Women typically end up worse off from a pension point of view, according to Joyce Brennan, a senior consultant with Mercer. She said that women tended to take time out from the workforce to have children, leading to financial vulnerability.

A career break or part-time work can have long-term implications for the value of your pension pot. ‘‘One way women could make up for it would be to work extra years at the end of their career to make up for the lost years,” she said.

The role women play in society compared to that of men has certainly shaped financial attitudes.

‘‘It’s not that our fundamental psychology has changed. It’s society that’s changed,” Delaney said.

Audrey Byrne, a family law partner with solicitors McCann FitzGerald, said that the way men and women approached money had changed as women gained greater financial independence.

‘‘Women were completely financially dependent, and they were quite financially vulnerable until the 1970s,’’Byrne said.

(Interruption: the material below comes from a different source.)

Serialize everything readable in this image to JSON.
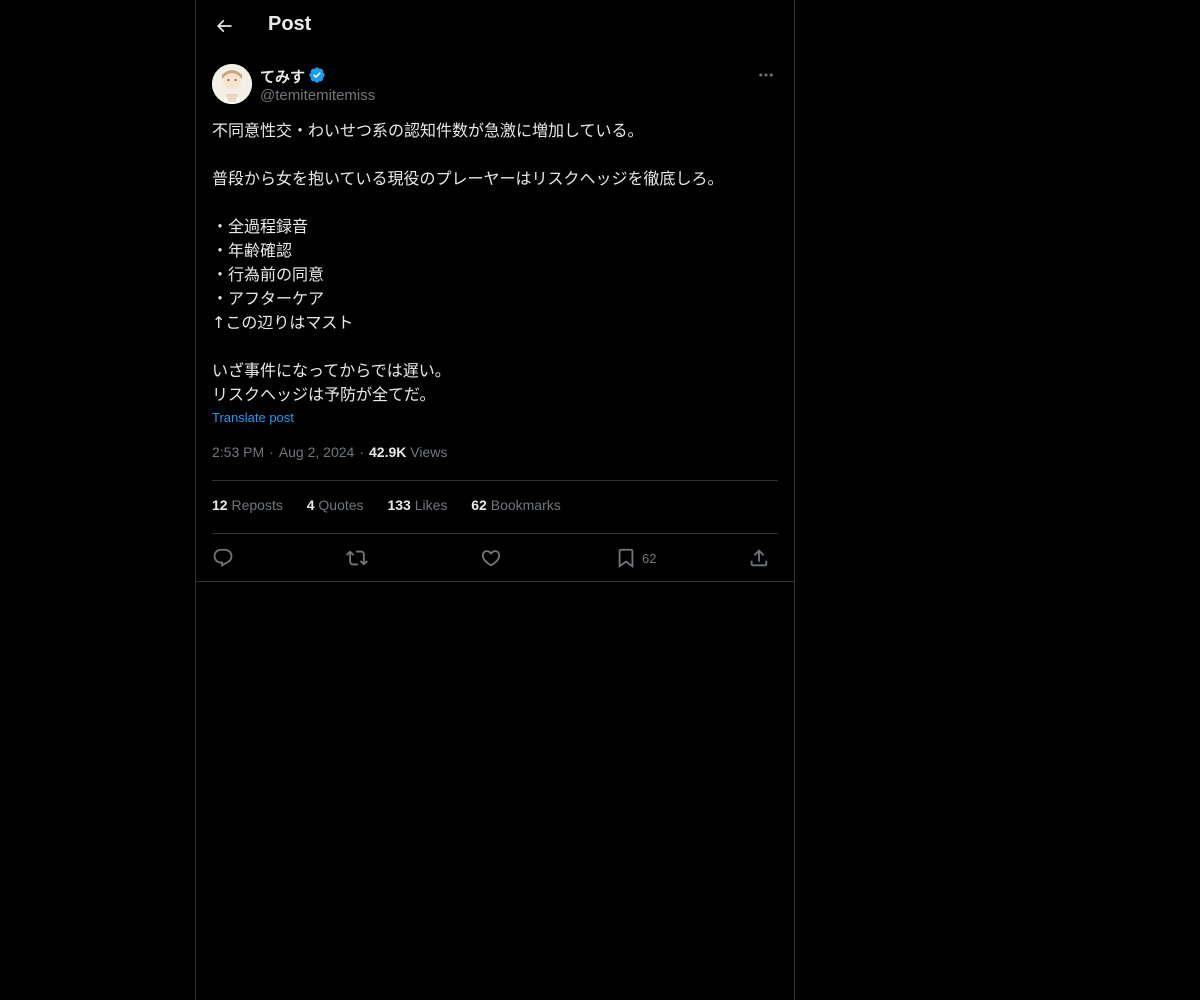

A series of social reforms from the late 1960s onwards gave dependent spouses – at that stage, typically women – more rights and a greater sense of financial freedom.

Byrne cited the 1965 Succession Act and the 1976 Family Home Protection Act as two ground-breaking pieces of legislation.

She explained that the 1965 act made it impossible to disinherit a spouse, by enshrining specific rights to a spouse’s estate in legislation.

The 1976 act added another level of financial protection for homemakers, giving them certain rights in relation to the family home even if their name was not on the deeds.

Further changes in the late 1980s gave the courts the power to make property orders in separation cases.

Then, in the mid-1990s, Ireland introduced divorce.

‘‘Legislation has really broadened the scope of what the courts could do for separating couples, especially the dependent spouse,” Byrne said.

One thrust of the social reform has been to ensure that work inside the home – typically a woman’s role – is viewed as equally important as work outside the home.

But after all the strides towards financial independence, Byrne said recession had turned the tables for couples. Diminishing asset values, failed investments and negative equity are all factors that make it harder for couples to go their separate ways, while maintaining a level of financial independence.

‘‘People are in some ways more tied together than ever now. A clean break is not as possible,” Byrne said.